With the help of an MRI biomarker, researchers have found that people with smaller regions of the brain's cortex may be more likely to develop symptoms consistent with early Alzheimer's disease, even if they currently have no memory problems.
The study's findings, published online December 21 in the journal Neurology, could help detect people at high risk of preclinical Alzheimer's disease and future cognitive decline, according to a group led by Dr. Bradford Dickerson at Massachusetts General Hospital.
The researchers used data from the Alzheimer's Disease Neuroimaging Initiative (ADNI) to select 159 cognitively normal individuals with an average age of 76. At the beginning of the study and over the next three years, the participants were given tests that measured memory, problem solving, and the ability to plan and pay attention.

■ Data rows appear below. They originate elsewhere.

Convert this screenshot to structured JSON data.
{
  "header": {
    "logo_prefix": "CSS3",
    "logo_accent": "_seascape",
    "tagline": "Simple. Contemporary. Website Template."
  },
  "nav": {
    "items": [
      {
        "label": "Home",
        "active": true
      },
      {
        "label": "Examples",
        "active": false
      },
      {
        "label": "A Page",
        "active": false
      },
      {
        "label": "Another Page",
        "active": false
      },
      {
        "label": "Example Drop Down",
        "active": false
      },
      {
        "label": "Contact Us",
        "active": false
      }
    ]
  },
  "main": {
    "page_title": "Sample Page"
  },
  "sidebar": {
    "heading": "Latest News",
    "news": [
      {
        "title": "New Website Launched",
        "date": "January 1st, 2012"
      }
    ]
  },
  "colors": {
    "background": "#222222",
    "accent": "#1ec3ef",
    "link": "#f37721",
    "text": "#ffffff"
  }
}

All subjects also underwent a 1.5-tesla MRI exam to serve as a baseline measure. The imaging biomarker used was the Alzheimer's disease signature (ADsig) of regional cortical thinning, which previous studies have shown to be a reliable marker of mild Alzheimer's disease and useful for predicting Alzheimer's in individuals with mild cognitive impairment. The Alzheimer's disease signature is also detectable in cognitively normal individuals with brain beta-amyloid as measured by PET imaging.

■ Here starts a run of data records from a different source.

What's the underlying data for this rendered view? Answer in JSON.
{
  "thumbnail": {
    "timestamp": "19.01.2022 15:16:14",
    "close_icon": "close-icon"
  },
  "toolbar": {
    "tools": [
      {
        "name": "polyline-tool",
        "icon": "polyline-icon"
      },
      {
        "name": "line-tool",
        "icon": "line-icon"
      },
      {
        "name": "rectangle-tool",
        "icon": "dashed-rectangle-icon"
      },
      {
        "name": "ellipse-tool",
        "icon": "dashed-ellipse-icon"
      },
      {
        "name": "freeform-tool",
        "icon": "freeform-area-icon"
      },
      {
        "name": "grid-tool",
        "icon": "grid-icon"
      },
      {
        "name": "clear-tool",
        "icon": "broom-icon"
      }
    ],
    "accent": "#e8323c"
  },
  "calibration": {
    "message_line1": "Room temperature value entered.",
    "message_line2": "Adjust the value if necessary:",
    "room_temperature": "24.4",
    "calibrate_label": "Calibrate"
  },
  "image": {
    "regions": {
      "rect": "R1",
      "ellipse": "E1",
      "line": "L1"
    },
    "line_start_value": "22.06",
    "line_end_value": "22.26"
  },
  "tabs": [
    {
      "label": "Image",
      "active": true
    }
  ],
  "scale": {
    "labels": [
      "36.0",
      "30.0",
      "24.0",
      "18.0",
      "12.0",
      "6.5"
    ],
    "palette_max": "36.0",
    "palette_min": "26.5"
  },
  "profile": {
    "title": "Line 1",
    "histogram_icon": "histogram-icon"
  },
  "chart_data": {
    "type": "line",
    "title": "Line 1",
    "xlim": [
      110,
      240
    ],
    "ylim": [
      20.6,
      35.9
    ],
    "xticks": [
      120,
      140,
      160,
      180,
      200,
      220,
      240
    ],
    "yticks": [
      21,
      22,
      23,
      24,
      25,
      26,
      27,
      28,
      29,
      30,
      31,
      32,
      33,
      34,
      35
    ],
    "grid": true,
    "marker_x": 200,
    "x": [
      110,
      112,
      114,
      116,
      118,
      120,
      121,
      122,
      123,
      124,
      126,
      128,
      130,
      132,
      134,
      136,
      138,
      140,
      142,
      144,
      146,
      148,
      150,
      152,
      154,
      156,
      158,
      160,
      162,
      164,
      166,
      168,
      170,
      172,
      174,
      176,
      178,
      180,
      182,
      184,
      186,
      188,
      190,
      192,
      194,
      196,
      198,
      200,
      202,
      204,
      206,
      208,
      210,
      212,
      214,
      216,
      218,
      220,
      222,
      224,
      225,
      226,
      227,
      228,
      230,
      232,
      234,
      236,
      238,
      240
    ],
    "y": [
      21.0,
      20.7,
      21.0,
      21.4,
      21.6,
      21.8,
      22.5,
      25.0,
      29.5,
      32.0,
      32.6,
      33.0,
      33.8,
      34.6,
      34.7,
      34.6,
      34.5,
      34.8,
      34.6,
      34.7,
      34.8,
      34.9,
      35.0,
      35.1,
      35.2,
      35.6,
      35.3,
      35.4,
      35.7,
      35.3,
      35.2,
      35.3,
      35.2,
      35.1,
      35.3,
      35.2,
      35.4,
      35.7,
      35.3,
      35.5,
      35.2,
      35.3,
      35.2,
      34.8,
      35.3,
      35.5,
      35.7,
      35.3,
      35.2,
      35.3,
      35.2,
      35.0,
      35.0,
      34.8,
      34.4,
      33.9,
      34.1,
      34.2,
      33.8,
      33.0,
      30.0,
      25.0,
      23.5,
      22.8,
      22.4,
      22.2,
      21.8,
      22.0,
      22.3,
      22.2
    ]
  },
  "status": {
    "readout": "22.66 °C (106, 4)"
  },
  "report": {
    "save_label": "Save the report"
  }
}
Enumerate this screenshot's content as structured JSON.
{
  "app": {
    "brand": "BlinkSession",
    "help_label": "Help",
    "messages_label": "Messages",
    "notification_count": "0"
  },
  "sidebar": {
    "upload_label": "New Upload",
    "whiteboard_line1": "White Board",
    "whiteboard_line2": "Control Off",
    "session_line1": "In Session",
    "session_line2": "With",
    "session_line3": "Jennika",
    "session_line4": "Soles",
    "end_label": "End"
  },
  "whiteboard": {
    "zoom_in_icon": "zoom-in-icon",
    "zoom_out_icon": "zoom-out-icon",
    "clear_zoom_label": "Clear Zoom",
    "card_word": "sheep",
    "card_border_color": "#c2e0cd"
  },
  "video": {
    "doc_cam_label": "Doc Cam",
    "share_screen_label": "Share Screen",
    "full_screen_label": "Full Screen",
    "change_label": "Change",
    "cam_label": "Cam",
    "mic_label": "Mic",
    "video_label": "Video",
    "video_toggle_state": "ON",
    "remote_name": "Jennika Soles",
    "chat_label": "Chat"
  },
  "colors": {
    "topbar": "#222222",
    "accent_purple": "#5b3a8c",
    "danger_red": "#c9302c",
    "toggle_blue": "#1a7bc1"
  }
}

Dickerson and colleagues also recently found that ADsig is detectable in cognitively normal adults who later develop Alzheimer's. Individuals who have this biomarker have a three times greater risk of developing Alzheimer's over the next decade.
To determine the Alzheimer's disease signal, the researchers measured the average thickness of nine regions of interest in the cerebral cortex. Each individual was then classified as follows: ADsig-low if the value was one standard deviation or more below the mean, ADsig-average if it was within one standard deviation of the mean, and ADsig-high if it was one standard deviation or more above the mean.
Individuals in the ADsig-low group "were considered to have evidence of early neurodegeneration, which is consistent with Alzheimer's, and therefore were considered as high risk for preclinical Alzheimer's," Dickerson and colleagues noted.
Of the 159 cognitively normal subjects, 19 were found to be at high risk (ADsig-low) for preclinical Alzheimer's disease using the MRI biomarker. Of the remaining individuals, 116 were classified as ADsig-average and 24 were considered ADsig-high.
During the three years of follow-up after MRI, cognitive decline developed in 21% of the high-risk group, 7% of the average-risk group, and none of the low-risk group.
In the measurement of brain size, subjects who experienced cognitive decline had a mean cortical thickness of 2.41 mm, which was significantly smaller than the cortical thickness of 2.56 mm among those who were cognitively stable.
The researchers also found that 60% of the group considered most at risk for early Alzheimer's disease had abnormal levels of proteins associated with the disease in cerebrospinal fluid, compared with 36% of individuals at average risk and 19% of participants who were at low risk.
Study limitations
Dickerson and colleagues cited the relatively small number of individuals and the short follow-up period as study limitations. "The apparently low sensitivity of the present MRI biomarker to cognitive decline is likely related in part to the short follow-up interval," the authors wrote.
"Further research is needed on how using MRI scans to measure the size of different brain regions in combination with other tests may help identify people at the greatest risk of developing early Alzheimer's as early as possible," Dickerson added in a statement on the study.
In an accompanying editorial published in Neurology, Susan Resnick, PhD, of the National Institute on Aging, wrote that the "ability to identify people who are not showing memory problems and other symptoms, but may be at a higher risk for cognitive decline, is a very important step toward developing new ways for doctors to detect Alzheimer's disease."